Mia merasa dunia runtuh. Segala upaya telah ia lakukan dengan menjual barang-barang, meminjam uang dari tetangga, bahkan menggadaikan satu-satunya perhiasan milik ibunya. Namun ternyata, semua itu belum cukup. Bayangan kehilangan ibunya membuat dadanya terasa sesak, karena dia sudah tidak memiliki apa-apa lagi untuk dijadikan uang, dan hanya ada satu nama dalam ingatan Mia.
"Pak Bara."
Tanpa berpikir panjang Mia pergi ke pusat kota, menemui orang yang paling tidak ingin ia temui. Iya, untuk saat ini hanya Bara yang bisa membantu kesulitannya.
Hujan turun deras ketika Mia berdiri di depan sebuah gedung perkantoran mewah di Jakarta. Tangannya gemetar memegang kartu nama yang diberikan Bara. Keputusan ini bukanlah sesuatu yang mudah ia ambil.
Selama seminggu terakhir, ia terus bergulat dengan pikirannya sendiri. Setiap malam ia mencoba mencari jalan keluar lain, tetapi kenyataan selalu membawa ia kembali pada fakta bahwa ia tidak punya pilihan.
Ia menelan ludah, menarik napas dalam-dalam, lalu melangkah masuk. Resepsionis membawanya ke sebuah ruang meeting di lantai 20. Bara sudah menunggunya di sana, duduk di belakang meja besar dengan ekspresi tenang.
“Jadi?” tanyanya begitu Mia masuk. “Kamu sudah membuat keputusan?”
Mia mengangguk pelan. “Saya setuju,” katanya, nyaris berbisik.
Bara tidak menunjukkan ekspresi puas atau gembira. Ia hanya mengangguk, lalu mengeluarkan sebuah dokumen dari map di mejanya. “Baca semua poin yang ada di dalam kontrak ini. Bacalah sebelum tanda tangan. Berkas lengkapnya akan segera disiapkan oleh sekretaris saya.

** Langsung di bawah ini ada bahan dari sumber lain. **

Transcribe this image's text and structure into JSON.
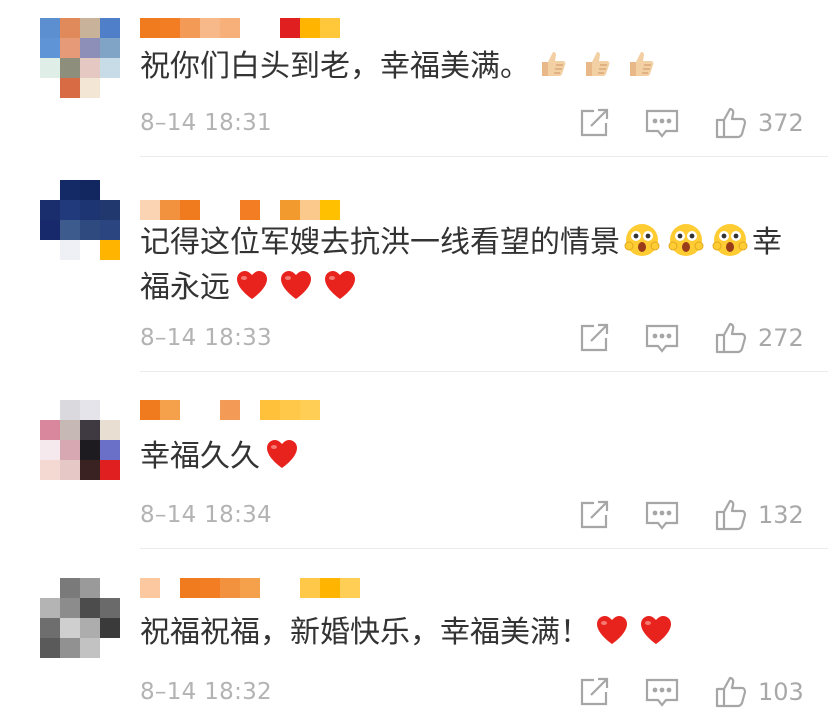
{
  "comments": [
    {
      "text": "祝你们白头到老，幸福美满。",
      "emojis": [
        "thumbs-up-icon",
        "thumbs-up-icon",
        "thumbs-up-icon"
      ],
      "time": "8–14 18:31",
      "likes": "372"
    },
    {
      "text": "记得这位军嫂去抗洪一线看望的情景",
      "emojis": [
        "star-struck-face-icon",
        "star-struck-face-icon",
        "star-struck-face-icon"
      ],
      "text_after": "幸",
      "text_line2": "福永远",
      "emojis_line2": [
        "red-heart-icon",
        "red-heart-icon",
        "red-heart-icon"
      ],
      "time": "8–14 18:33",
      "likes": "272"
    },
    {
      "text": "幸福久久",
      "emojis": [
        "red-heart-icon"
      ],
      "time": "8–14 18:34",
      "likes": "132"
    },
    {
      "text": "祝福祝福，新婚快乐，幸福美满！",
      "emojis": [
        "red-heart-icon",
        "red-heart-icon"
      ],
      "time": "8–14 18:32",
      "likes": "103"
    }
  ],
  "colors": {
    "text": "#333333",
    "meta": "#b3b3b3",
    "username_mosaic": [
      "#f07a1e",
      "#f5a04a",
      "#fbc98c",
      "#ffc000",
      "#e02020"
    ],
    "heart": "#e8231e",
    "emoji_yellow": "#ffcc33"
  }
}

Mia mengambil dokumen itu dengan tangan gemetar. Ia mulai membaca setiap poin dengan hati-hati, meskipun setiap kata terasa seperti jerat yang semakin mempersempit ruang geraknya.
“Pernikahan ini berlangsung selama satu tahun,” Bara menjelaskan saat Mia membaca. “Tidak ada hubungan emosional, tidak ikut campur dalam kehidupan pribadi masing-masing, tidak ada kontak fisik. Setelah satu tahun, kita berpisah, dan kamu akan menerima apa yang kamu inginkan."

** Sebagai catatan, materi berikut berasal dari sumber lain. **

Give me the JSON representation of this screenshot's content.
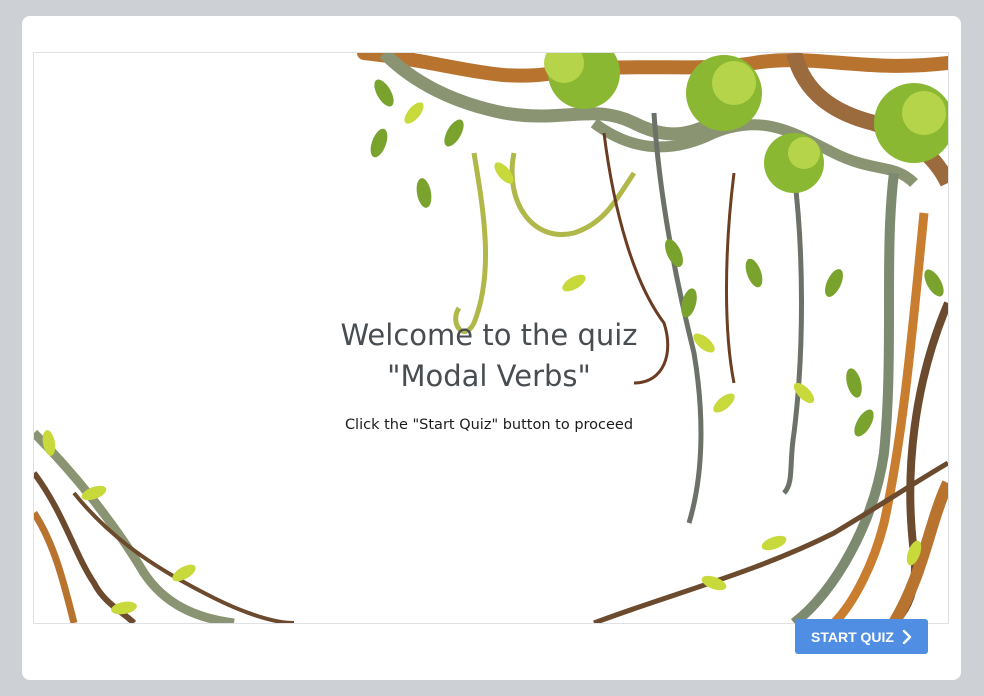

Mia berhenti membaca dan menatap Bara dengan ragu. “Apa sebenarnya tujuan Anda? Kenapa harus pernikahan? Kenapa tidak dengan syarat lain?”
“Saya butuh seorang istri untuk memenuhi syarat warisan perusahaan keluarga,” Bara menjawab tanpa basa-basi. “Peraturan itu meminta saya untuk menikah sebelum saya bisa mengambil alih kendali penuh.”
Mia mengangguk pelan. Alasan itu masuk akal, meskipun tidak sepenuhnya mengurangi rasa tidak nyaman dalam dirinya. “Dan setelah satu tahun?”
“Kita bercerai,” Bara menjawab. “Dan kamu bebas pergi ke mana pun dengan uangmu.”
Mia kembali membaca kontrak itu, kembali tercengang pada satu poin. "Keturunan. Anda menginginkan keturunan dari saya?"
"Iya," jawab Bara tanpa ragu. "Itu poin utama kenapa harus menikah."
"Tidak ada kontak fisik, tetapi Anda menginginkan keturunan dari saya. Lalu, bagaimana saya bisa hamil?"